Radici del Sud ha celebrato la ventesima edizione. Il festival itinerante del vino quest’anno ha avuto come sede una location per certi versi straordinaria, la Ex Distilleria Cassano, a Gioia del Colle. Nicola Campanile è l’ideatore e l’organizzatore di Radici del Sud. Rassegna che per sei anni era stata ospitata dal castello di Sannicandro di Bari e, prim’ancora persino da Borgo Egnatia, quando non era ancora il posto dei sogni che è poi diventata la struttura fasanese. La Fiera del Levante? “No, sarebbe dispersiva: Radici del Sud ha la necessità di tenere raccolte le aziende, fianco a fianco”.
Una settantina gli espositori. “Nel tempo siamo diventati un piccolo punto di riferimento in un comparto agricolo di grande importanza per la Puglia, anche perché abbiamo aperto all’olio, incontrando il favore di molti operatori che, per esigenze o per tradizione, producono sia il vino che l’olio.
Il vino, in particolare, pur continuando a vivere la lunga stagione di un innegabile successo che ha portato le contrade pugliesi ad essere competitive in tutto il mondo, è costretto ad affrontare scenari con rischi enormi, dai dazi trumpiani agli effetti collaterali della stretta sulla guida dopo aver assunto alcol, fino alla xylella che, dopo ulivo e mandorlo, ha cominciato ad aggredire la vite (per ora quella dell’uva da tavola).

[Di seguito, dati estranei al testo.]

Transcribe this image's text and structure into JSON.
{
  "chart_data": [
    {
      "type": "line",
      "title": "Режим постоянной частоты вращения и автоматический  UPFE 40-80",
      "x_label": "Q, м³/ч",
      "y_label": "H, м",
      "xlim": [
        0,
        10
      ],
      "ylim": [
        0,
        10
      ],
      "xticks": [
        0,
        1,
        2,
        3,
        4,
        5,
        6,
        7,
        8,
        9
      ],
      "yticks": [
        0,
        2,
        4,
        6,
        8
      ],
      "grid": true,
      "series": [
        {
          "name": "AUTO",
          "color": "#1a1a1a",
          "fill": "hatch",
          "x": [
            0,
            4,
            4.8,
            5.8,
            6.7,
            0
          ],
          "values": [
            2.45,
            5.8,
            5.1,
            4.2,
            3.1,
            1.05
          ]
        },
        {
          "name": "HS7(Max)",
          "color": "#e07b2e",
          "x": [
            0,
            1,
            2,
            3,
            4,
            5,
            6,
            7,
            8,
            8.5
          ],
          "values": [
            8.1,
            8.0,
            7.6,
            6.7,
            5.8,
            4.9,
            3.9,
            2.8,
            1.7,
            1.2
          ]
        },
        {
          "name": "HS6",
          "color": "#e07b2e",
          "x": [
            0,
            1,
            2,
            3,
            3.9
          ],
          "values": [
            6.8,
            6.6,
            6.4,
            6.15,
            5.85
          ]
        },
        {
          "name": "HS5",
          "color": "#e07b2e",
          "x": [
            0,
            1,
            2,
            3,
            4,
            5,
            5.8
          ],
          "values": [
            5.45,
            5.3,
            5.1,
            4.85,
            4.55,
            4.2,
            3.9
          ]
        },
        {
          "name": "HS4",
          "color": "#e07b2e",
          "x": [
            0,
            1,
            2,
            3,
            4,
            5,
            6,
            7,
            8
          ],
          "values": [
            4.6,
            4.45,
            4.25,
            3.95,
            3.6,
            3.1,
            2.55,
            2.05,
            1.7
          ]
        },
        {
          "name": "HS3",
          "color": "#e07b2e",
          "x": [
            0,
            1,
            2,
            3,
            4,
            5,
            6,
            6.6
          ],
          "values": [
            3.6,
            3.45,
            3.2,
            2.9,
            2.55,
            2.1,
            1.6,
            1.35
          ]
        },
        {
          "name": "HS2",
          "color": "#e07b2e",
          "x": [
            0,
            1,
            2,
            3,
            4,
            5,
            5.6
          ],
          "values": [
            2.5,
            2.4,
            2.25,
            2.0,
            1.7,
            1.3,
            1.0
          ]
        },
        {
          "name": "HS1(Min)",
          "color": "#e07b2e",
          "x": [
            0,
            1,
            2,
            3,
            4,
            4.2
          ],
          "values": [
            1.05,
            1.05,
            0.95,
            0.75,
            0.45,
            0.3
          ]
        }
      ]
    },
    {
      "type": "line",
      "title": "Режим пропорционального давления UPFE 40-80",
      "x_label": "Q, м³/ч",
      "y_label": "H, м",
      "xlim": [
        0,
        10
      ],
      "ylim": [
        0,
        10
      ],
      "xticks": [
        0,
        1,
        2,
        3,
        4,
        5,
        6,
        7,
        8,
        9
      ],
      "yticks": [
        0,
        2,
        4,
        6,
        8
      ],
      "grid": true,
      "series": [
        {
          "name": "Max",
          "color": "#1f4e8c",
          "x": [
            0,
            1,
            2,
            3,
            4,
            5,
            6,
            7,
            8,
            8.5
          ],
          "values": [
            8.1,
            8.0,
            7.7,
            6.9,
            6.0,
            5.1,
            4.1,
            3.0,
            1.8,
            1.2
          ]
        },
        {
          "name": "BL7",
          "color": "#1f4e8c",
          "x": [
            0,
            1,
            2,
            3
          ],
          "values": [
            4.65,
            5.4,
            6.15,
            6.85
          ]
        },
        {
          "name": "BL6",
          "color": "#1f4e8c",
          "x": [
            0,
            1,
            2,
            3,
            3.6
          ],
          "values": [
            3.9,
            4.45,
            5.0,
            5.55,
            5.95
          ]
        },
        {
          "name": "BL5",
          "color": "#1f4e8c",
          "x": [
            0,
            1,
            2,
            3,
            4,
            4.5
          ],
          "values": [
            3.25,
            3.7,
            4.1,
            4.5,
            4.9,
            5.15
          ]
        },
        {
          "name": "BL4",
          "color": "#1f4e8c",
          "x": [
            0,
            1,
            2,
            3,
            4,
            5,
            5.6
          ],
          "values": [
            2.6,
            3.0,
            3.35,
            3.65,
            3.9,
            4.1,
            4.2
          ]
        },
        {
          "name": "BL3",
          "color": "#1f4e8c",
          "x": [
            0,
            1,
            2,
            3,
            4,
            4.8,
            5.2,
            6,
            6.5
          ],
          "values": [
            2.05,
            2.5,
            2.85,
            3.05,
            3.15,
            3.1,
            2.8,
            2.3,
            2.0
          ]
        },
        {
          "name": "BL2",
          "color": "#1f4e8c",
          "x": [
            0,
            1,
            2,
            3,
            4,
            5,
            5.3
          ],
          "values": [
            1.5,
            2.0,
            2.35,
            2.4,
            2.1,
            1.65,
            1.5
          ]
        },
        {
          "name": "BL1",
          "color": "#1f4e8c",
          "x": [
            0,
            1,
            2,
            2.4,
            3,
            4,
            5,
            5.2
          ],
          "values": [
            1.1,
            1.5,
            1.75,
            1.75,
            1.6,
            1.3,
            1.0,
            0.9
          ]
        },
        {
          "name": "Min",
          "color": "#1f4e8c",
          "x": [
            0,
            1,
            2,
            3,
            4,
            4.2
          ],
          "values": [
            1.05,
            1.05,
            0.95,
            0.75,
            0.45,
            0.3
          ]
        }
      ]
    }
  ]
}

“Al momento i dazi sono soprattutto una violenza psicologica”, dice Marianna Annio, vivace imprenditrice a capo di Pietraventosa, azienda di Gioia del Colle. L’aumento del prezzo al momento non sembra spaventare più di tanto il consumatore medio americano, ma le cose cambiano di giorno in giorno e il ruolo dei buyers (loro sì che sono molto preoccupati) diviene ancora più importante. “Il vero pericolo – la Annio sposta l’attenzione sugli strali del Codice della strada -, sono i superalcolici, specie quelli a basso prezzo. E in ogni caso, non parliamo di vino privato dell’alcol, rischieremmo di produrre succo d’uva. Il vino è quello, e tale deve restare”. Insomma, il dealcolato bocciato senza rimedio.
Dalla cittadina di San Filippo Neri, aziende come Pietraventosa (70% della produzione) o Plantamura (addirittura 8 bottiglie su 10) fanno della esportazione il core business. E quindi i dazi Usa debbono essere in qualche modo neutralizzati: ampliando i mercati, innalzando la soglia della qualità e magari riducendo gli utili (soprattutto degli intermediari).
Chi invece non si pone problemi con l’export è Peppe Zullo. Il suo Ursaria ha un mercato locale, come il Superapulia, una sorta di Sassicaia dei Monti Dauni. E concludere il tour di “Radici” con l’etichetta disegnata per il cuoco-contadino di Orsara da un artista come Leon Marino dà il senso di un viaggio da fiaba.